The Genealogist’s Memory

Sometimes things just come together and force a post to be written. Last week I wrote about some stories of a man’s descent from some famous members of the Putnam family of Salem Village. None of those stories turned out to be true in the sense that he was not descended from any of the people claimed. Yet there was some truth hiding in those stories. Before it was written down, memory had drifted from what had actually happened but not so far that there was nothing true in it at all. This week the workings of memory keep popping up. It must be time to write.  Memory plays a big roll in genealogy.

Research Memory

One way that memory enters into genealogy is through our own memories as we research. Ideally, we get copies of every important record and write down all the details needed for a citation. Later we know exactly what it is and where we found it. In practice, that sometimes is not the way it works, especially when starting out in family history. A few hours or days later we me be trying to remember something important. Something you missed writing down or something whose importance you didn’t realize until after studying the information you did record. “What was it that the author wrote on the page before I started to make copies?” “What was that other name recorded in the deed index?”

The accuracy of those memories will vary. The importance of the information you think that you remember will vary. Depending on how you would use the memory, how much you dare trust it will vary.

Story Memory

Memory enters into family history in other, more important ways as well. It plays a roll in creating and preserving stories. Even in highly literate societies, family stories are usually passed down orally. They are remembered and repeated but not written and read. That oral process is part of what makes a family story. Even in just one person’s retellings, the story becomes more polished, details not there at the first telling are added later. Sometimes they are things that were left out at first but put back in when the storyteller realized that the story is better with them. Other details are added not because they are literally true or because they make a real factual difference but because they make the story better. Then there are those embellishments that add substantial information but that are not actually true.

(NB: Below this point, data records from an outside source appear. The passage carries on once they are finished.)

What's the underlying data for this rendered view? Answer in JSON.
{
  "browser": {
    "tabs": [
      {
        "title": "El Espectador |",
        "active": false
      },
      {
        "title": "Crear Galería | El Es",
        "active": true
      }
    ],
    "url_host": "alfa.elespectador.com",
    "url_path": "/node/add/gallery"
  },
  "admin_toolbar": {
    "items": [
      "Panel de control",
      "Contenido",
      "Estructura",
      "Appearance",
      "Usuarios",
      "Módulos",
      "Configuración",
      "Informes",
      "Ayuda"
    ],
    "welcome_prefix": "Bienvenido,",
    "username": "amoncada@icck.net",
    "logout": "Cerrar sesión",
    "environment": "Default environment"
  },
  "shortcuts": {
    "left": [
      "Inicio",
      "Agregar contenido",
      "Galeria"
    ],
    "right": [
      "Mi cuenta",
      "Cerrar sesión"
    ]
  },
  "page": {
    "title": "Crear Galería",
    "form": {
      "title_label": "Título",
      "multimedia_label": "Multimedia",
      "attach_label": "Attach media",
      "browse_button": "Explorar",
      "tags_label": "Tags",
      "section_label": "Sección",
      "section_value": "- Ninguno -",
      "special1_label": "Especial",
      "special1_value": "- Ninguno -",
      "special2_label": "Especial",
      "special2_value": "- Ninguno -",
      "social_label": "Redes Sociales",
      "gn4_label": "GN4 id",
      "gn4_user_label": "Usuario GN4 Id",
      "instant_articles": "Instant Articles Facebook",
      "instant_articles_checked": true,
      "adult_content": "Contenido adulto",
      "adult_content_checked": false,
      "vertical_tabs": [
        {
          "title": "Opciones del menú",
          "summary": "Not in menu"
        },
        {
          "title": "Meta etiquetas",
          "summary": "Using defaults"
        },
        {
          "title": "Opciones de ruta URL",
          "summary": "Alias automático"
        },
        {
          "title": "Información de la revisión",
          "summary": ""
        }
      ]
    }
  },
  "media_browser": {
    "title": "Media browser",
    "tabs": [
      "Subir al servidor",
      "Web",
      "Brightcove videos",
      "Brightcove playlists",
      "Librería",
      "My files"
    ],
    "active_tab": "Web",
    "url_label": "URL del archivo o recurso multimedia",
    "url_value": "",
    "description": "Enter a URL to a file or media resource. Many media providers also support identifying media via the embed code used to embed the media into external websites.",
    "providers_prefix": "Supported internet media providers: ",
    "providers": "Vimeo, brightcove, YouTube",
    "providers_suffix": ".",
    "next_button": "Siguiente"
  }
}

One thing that I find fascinating about memory is that the act of remembering changes memory. Telling a story actually changes the way it is remembered. Every time it is brought up from memory it becomes altered. What is remembered next time is not the original occurrence or the first time the storyteller heard the story. We bring up a story from memory and tell it or even just think about it and then it goes back into memory. What we remember later is changed. It is part original memory and part memory of all the retellings, another retelling added every time. Some parts of the memory become reenforced by being remembered. Other parts are allowed to fade by being ignored. In the best cases this is like polishing a gem. It is not simply changed, it is improved. It can also allow the memory to drift away from what really happened. Maybe something that was not really remembered when you heard the story changes from speculation to fact when the story is retold.

Document Memory

Memory also plays a roll in creating our records. Everything that is written must be remembered first. An event may have happened a mere second before pen hit paper or it may have happened years before. If the event was never brought up from memory, it may have faded before being recorded on paper. If it was retold many times, it may have drifted from what actually happened. The writer might be the person with the memory or the writer may be writing down someone else’s memories. The writer may have written what he heard as he heard it or he may be adding things at the end that he remembers from the beginning of a long discussion.

Some parts of a document may reflect strong, fresh memories. Other parts of the same document might record faded memories that may be the best ones possible and yet not be very good. Stress when a document is created can lead to faults in memory that would not have occurred during calmer times. The grief of death is famous for altering what is recalled when a death record is produced.

The memories of several people may be involved in producing a document, so that it reflects more than what any one person remembered. Those memories will hopefully be woven together in a coherent and informative way but it is possible that they won’t be. Especially in court cases, documents may record memories that disagree.

Genealogical Memory

Since an MRI study a few years ago, it has been known that the drivers of London’s black cabs have brains that have developed differently from other people’s brains. The amount of spacial information those cabbies need to remember is extreme. They need to remember the maze of streets, the positions of popular destinations, the best routes and the best alternatives if the preferred route has a problem. They spend years in training. The amount of spacial memory that one of these drivers has is significantly above the norm and the longer they drive, the bigger the difference. Buddhist monks who dedicate a great deal of time to meditation have also been studied and it seems that years of meditation also physically alter the brain. It was once thought that about the time we reached adulthood, our brains ceased to change. Their structure was set. That is no longer believed to be true.

The written word brought “memory” outside of any one mind. With it, things that have been totally forgotten may still be “remembered” on paper. As family historians we are in the business of transforming those paper memories into individuals, their interconnections and their stories. In the process we reconstruct memories. We have “memories” that are not ours, of things that were forgotten generations before we were born.

I have to wonder if this sort of “stretched” memory affects who we are. Memory, after all, defines or creates much of our identities. What I remember of my past experiences informs who I am. If I did not remember those experiences, how much of me would be left? What happens then if much of one’s time is spent recreating memories that are otherwise long gone—that originally belonged to people long gone? How deeply do we incorporate those memories? Sometimes I think the answer is very deeply. If we are immersed in navigating the past the way a London cabbie must be immersed in the task of navigating streets, do we alter who we are? I wonder, what would the brains of genealogists look like to an MRI machine? Recreated memory is not just important to what we do, I suspect it changes who we are.